Anti-racism group says the students were kicked out to preserve ‘safe space’
Photo by Haaruun Dhubat/The Ryersonian
Two white students were barred from a meeting of the Racialized Students’ Collective at Ryerson University on March 11.
First-year journalism students Trevor Hewitt and Julia Knope were told that because they were not victims of racialization, they were not allowed to stay in the meeting room and report on the event.
Hewitt and Knope said they made eye contact with an unidentified woman who appeared to be setting up for the event. She approached Hewitt and Knope and asked if they had ever been racialized.
Hewitt said he then told the woman he wanted to cover the meeting for an assignment. He said the woman told him that because he was not a racialized student, he could not sit in on the meeting. Hewitt and Knope then left the room.
“It felt really bad… kind of embarrassing,” Knope said. “If their goal in these meetings was to end racialization then it needs to be something everybody is involved in. If some people are causing the problems, they need to know. Grouping yourself off … is not going to accomplish anything.”
The Racialized Students’ Collective is part of the Ryerson Students’ Union (RSU). Its website states that the group aims to “oppose all forms of racism and work towards community wellness for students,” and that they focus on “building an anti-racist network” and “fostering an anti-racist environment through campus-wide services, campaigns and events.”
Knope said while she understands they are a support group for each other and don’t want others there, she doesn’t understand why the events are then listed as public and as an RSU campaign.
“It seemed really ironic to me that the meeting was about racialization and they were prohibiting certain people from entering,” she said.

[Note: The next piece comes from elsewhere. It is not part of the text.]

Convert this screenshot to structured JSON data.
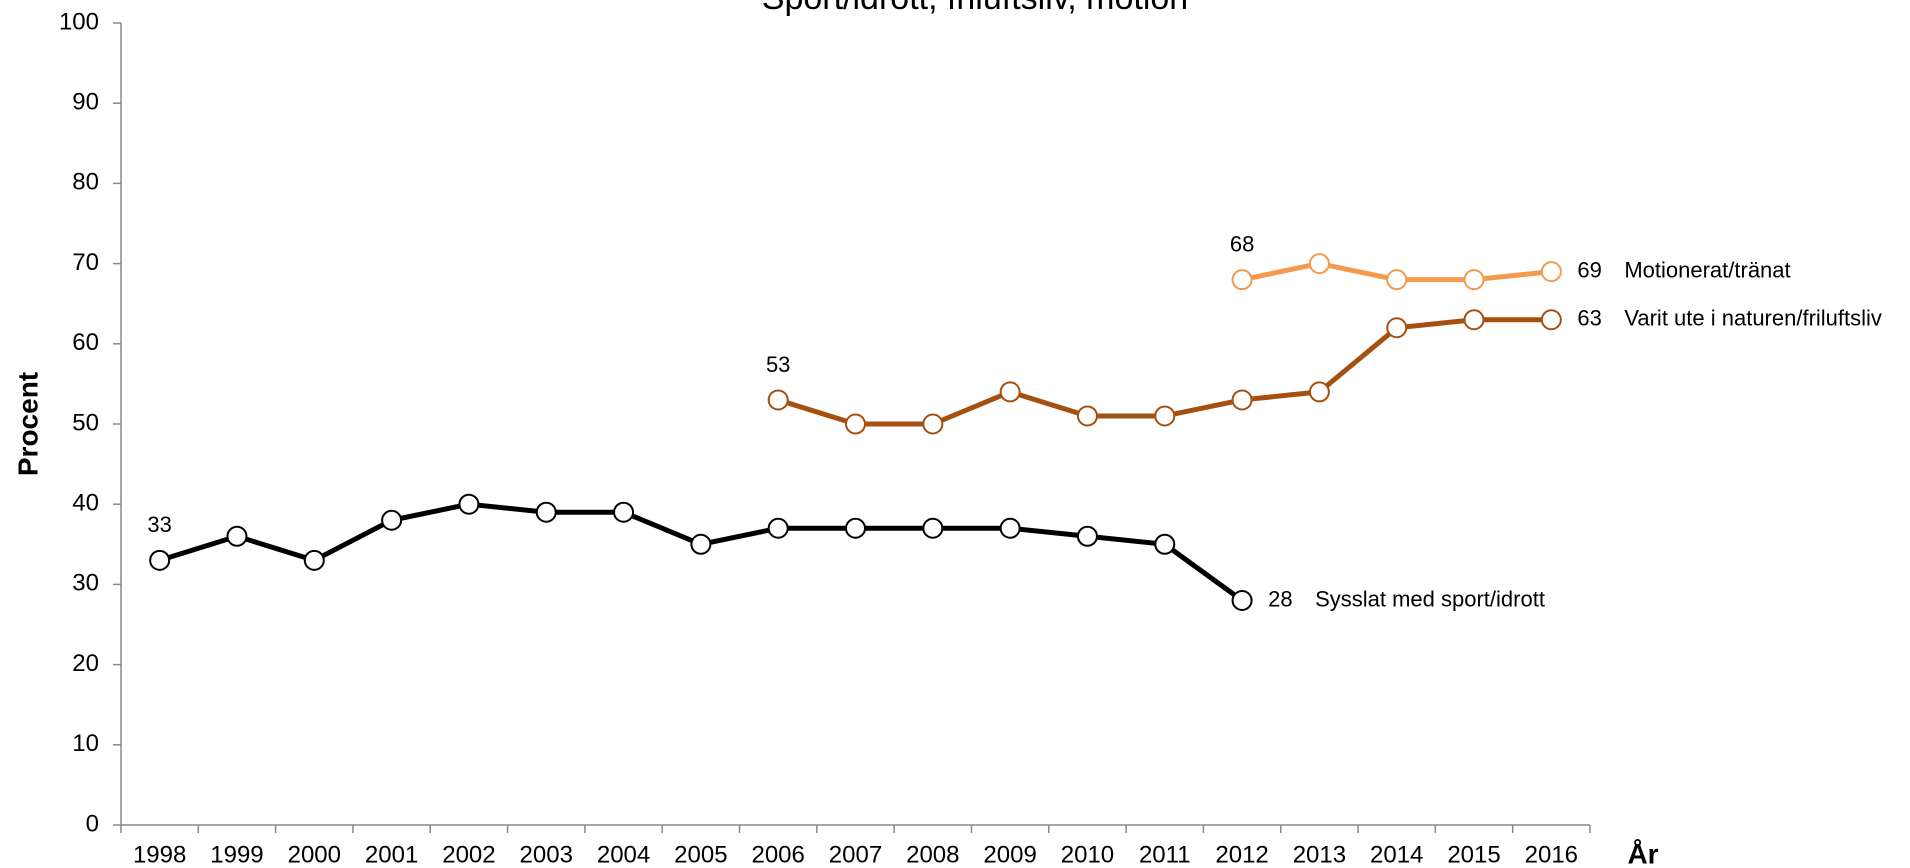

“Right now it’s almost like they’re suggesting they can make racialization go away (and that) if everyone who has been racialized just talks … it will magically go away,” Hewitt added.
RSU coordinator Vajdaan Tanveer told the Ryersonian that members of the collective have requested a safe space on campus where they can have an open conversation.
“We don’t want (racialized) students to feel intimidated, that they can’t speak their mind because they are afraid of being judged or something they say might be used against them,” he said.
Similarly divisive sentiment caused an uproar at the University of Ottawa last spring when the student federation’s In My Skin campaign held an event that divided attendees into groups of white and non-white students.
Asked about Hewitt and Knope’s incident, Tanveer confirmed they couldn’t attend the meeting because they are white.
“In terms of educating, we have some events for the public,” he said. “We use the opportunity to tell them about the work and how they can get involved.”